IRVINE'S High Street has been dealt a new blow after a major bank announced plans to close its branch in the town.

The Irvine branch is one of six across Scotland to be closed by Virgin Money. 

The company said its closure plans, announced on Thursday, came "as it adapts to changing customer demand".

The other Scottish branches which will close are all in smaller towns in rural areas - in  Ellon, Fort William, Lochgilpead, Newton Stewart and Turriff.

The bank plans to close a further 32 stores elsewhere in the UK.

The news comes less than two years after the company's last round of store closures, in September 2021.

The bank says it will try to "retain as many as possible within alternative roles" - but has warned there is a risk of redundancy for some staff.

While no official closing date has been set, Virgin Money say that written notification will be sent to customers and posters will be displayed at least 12 weeks before they close.

The company says that the decision to close the six branches was based on a number of factors, including footfall, transaction volumes and the number of potentially vulnerable customers in the area.

They added that each branch's viability was "assessed on an individual basis, with careful consideration of the impact on the local area, as well as the needs of vulnerable customers and the accessibility of alternative services such as free-to-use ATMs and Post Offices".

It says that each branch is less than half a mile from the nearest Post Office where its customers can still carry out day-to-day banking transactions.

There are still three other bank branches on High Street - RBS, TSB and Bank of Scotland.

Virgin Money was taken over by CYBG - the holding company which owned the Clydesdale Bank and Yorkshire Bank - in 2018. 

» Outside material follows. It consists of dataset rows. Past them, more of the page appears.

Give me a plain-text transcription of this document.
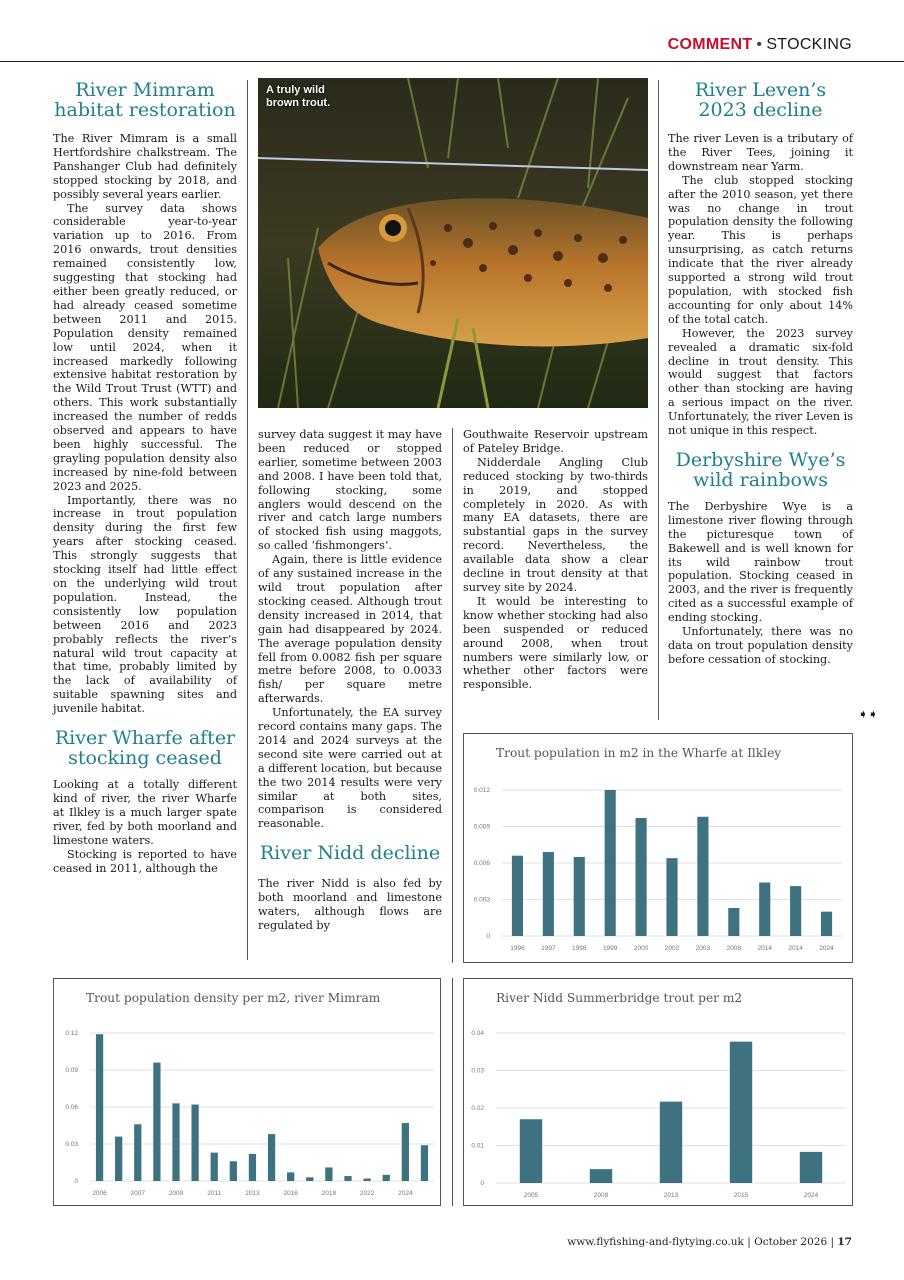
COMMENT • STOCKING
River Mimram habitat restoration

The River Mimram is a small Hertfordshire chalkstream. The Panshanger Club had definitely stopped stocking by 2018, and possibly several years earlier.

The survey data shows considerable year-to-year variation up to 2016. From 2016 onwards, trout densities remained consistently low, suggesting that stocking had either been greatly reduced, or had already ceased sometime between 2011 and 2015. Population density remained low until 2024, when it increased markedly following extensive habitat restoration by the Wild Trout Trust (WTT) and others. This work substantially increased the number of redds observed and appears to have been highly successful. The grayling population density also increased by nine-fold between 2023 and 2025.

Importantly, there was no increase in trout population density during the first few years after stocking ceased. This strongly suggests that stocking itself had little effect on the underlying wild trout population. Instead, the consistently low population between 2016 and 2023 probably reflects the river’s natural wild trout capacity at that time, probably limited by the lack of availability of suitable spawning sites and juvenile habitat.

River Wharfe after stocking ceased

Looking at a totally different kind of river, the river Wharfe at Ilkley is a much larger spate river, fed by both moorland and limestone waters.

Stocking is reported to have ceased in 2011, although the

A truly wild
brown trout.

survey data suggest it may have been reduced or stopped earlier, sometime between 2003 and 2008. I have been told that, following stocking, some anglers would descend on the river and catch large numbers of stocked fish using maggots, so called ‘fishmongers’.

Again, there is little evidence of any sustained increase in the wild trout population after stocking ceased. Although trout density increased in 2014, that gain had disappeared by 2024. The average population density fell from 0.0082 fish per square metre before 2008, to 0.0033 fish/ per square metre afterwards.

Unfortunately, the EA survey record contains many gaps. The 2014 and 2024 surveys at the second site were carried out at a different location, but because the two 2014 results were very similar at both sites, comparison is considered reasonable.

River Nidd decline

The river Nidd is also fed by both moorland and limestone waters, although flows are regulated by

Gouthwaite Reservoir upstream of Pateley Bridge.

Nidderdale Angling Club reduced stocking by two-thirds in 2019, and stopped completely in 2020. As with many EA datasets, there are substantial gaps in the survey record. Nevertheless, the available data show a clear decline in trout density at that survey site by 2024.

It would be interesting to know whether stocking had also been suspended or reduced around 2008, when trout numbers were similarly low, or whether other factors were responsible.

River Leven’s 2023 decline

The river Leven is a tributary of the River Tees, joining it downstream near Yarm.

The club stopped stocking after the 2010 season, yet there was no change in trout population density the following year. This is perhaps unsurprising, as catch returns indicate that the river already supported a strong wild trout population, with stocked fish accounting for only about 14% of the total catch.

However, the 2023 survey revealed a dramatic six-fold decline in trout density. This would suggest that factors other than stocking are having a serious impact on the river. Unfortunately, the river Leven is not unique in this respect.

Derbyshire Wye’s wild rainbows

The Derbyshire Wye is a limestone river flowing through the picturesque town of Bakewell and is well known for its wild rainbow trout population. Stocking ceased in 2003, and the river is frequently cited as a successful example of ending stocking.

Unfortunately, there was no data on trout population density before cessation of stocking.

➧➧
Trout population in m2 in the Wharfe at Ilkley
0
0.003
0.006
0.009
0.012
1996	1997	1998	1999	2000	2002	2003	2008	2014	2014	2024
Trout population density per m2, river Mimram
0
0.03
0.06
0.09
0.12
2006	2007	2009	2011	2013	2016	2018	2022	2024
River Nidd Summerbridge trout per m2
0
0.01
0.02
0.03
0.04
2005	2008	2013	2015	2024
www.flyfishing-and-flytying.co.uk | October 2026 | 17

All the company's branches were rebranded as Virgin Money, with the historic Clydesdale Bank name - dating back to that bank's formation in Glasgow in 1838 - phased out by 2021.

The company says it "regularly review the ways customers use their stores, as well as its online, mobile and telephone channels, so that it can adapt its services to meet changing customer demand".

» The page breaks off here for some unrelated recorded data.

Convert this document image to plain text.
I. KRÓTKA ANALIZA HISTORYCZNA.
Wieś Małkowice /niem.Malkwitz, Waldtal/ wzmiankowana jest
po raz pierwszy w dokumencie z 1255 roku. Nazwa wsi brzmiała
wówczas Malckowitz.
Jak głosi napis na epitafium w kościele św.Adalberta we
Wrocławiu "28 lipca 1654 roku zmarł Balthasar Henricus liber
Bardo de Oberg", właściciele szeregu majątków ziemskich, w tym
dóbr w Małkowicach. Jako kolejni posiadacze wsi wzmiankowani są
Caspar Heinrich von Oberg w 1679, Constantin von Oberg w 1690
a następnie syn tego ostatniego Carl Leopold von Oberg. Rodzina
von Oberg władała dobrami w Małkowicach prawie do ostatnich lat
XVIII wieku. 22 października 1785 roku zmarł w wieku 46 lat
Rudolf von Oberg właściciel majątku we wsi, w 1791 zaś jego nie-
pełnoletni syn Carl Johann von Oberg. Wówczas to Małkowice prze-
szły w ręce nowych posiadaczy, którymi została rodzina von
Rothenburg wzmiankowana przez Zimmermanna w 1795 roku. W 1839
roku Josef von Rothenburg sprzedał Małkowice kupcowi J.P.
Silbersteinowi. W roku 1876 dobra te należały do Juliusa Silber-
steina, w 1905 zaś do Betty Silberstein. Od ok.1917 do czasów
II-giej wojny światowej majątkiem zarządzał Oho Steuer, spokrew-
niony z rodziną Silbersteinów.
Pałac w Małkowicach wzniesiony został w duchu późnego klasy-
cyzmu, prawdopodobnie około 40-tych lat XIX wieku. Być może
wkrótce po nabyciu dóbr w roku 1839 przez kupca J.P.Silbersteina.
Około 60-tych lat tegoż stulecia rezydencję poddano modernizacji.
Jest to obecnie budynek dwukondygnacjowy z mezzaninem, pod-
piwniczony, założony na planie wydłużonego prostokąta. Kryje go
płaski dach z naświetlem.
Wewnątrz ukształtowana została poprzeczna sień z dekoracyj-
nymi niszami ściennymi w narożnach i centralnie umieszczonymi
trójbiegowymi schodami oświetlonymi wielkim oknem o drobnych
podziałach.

It says that the branches which are closing have seen an average reduction in customer transactions of 43 per cent since March 2020 and 96 per cent of customers in these stores are transacting less than once a month on average.

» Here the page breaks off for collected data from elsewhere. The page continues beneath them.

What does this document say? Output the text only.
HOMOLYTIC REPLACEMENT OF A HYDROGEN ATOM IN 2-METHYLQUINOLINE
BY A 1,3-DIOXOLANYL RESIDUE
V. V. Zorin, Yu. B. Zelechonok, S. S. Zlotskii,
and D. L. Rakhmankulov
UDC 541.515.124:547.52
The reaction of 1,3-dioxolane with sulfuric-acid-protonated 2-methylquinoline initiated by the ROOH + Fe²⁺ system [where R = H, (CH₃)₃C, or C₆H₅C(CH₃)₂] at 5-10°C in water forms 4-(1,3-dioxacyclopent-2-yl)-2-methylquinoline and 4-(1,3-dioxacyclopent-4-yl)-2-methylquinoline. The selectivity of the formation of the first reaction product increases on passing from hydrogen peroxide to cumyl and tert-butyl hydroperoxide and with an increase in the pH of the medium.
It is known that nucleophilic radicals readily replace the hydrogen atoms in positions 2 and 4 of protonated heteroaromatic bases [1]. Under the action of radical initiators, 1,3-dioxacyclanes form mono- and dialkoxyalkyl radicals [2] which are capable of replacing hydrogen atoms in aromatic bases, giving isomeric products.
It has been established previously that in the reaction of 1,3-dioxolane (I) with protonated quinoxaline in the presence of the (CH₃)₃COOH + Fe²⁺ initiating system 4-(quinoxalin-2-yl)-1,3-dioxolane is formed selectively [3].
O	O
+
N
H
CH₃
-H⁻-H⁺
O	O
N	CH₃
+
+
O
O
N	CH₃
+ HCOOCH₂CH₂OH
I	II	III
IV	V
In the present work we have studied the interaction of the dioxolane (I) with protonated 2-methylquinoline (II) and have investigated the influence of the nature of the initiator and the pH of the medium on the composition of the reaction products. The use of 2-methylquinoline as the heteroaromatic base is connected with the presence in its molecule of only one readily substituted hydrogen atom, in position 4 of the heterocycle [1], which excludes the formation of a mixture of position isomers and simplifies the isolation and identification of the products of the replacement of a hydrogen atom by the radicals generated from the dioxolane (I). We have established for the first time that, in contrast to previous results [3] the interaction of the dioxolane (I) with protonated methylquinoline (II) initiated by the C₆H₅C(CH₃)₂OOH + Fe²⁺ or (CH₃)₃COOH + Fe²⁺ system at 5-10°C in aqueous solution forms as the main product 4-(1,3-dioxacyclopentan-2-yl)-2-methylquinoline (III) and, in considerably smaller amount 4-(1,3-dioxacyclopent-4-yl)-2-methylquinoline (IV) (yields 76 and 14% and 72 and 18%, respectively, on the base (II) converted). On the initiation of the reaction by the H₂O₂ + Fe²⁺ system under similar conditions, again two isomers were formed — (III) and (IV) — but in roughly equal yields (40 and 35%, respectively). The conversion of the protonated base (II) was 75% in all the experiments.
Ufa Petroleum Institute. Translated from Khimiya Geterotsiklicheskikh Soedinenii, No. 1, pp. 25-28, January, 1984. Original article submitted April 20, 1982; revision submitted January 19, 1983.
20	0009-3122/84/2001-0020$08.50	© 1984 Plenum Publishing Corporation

Sarah Wilkinson, chief operating officer at Virgin Money, commented: “The decision to close a store is never taken lightly.

"But as our customers continue to change the way they want to bank with us, by conducting fewer transactions in-store and adopting the convenience of digital banking, we must respond to that evolving demand. 

“Our focus is on supporting our customers and colleagues.

"We have considered the number of vulnerable customers using each store very carefully throughout the review process as a key factor in our decision making, and will proactively provide enhanced, bespoke care to ensure any vulnerable customers affected are supported through the changes. 

“For our colleagues, we will pursue all options to retain as many as possible within alternative roles, and have had great success previously with store colleagues moving to other customer operations roles, as their skills are highly transferable.”

Virgin Money says it will work with customers to support a smooth transition, particularly where vulnerable customers are concerned.

Dedicated customer care colleagues will contact vulnerable customers before each branch closes, while the company has also committed to holding 'digital workshops' to help customers become more familiar with digital banking, and to organising Post Office pop-up sessions to tell Virgin customers about the services available there.

A spokesperson added: "Virgin Money will support affected colleagues with finding alternative roles wherever possible, either within other stores or elsewhere in the Group, particularly with the increased opportunities provided by remote and flexible working options.

"However, some colleagues will be at risk of redundancy."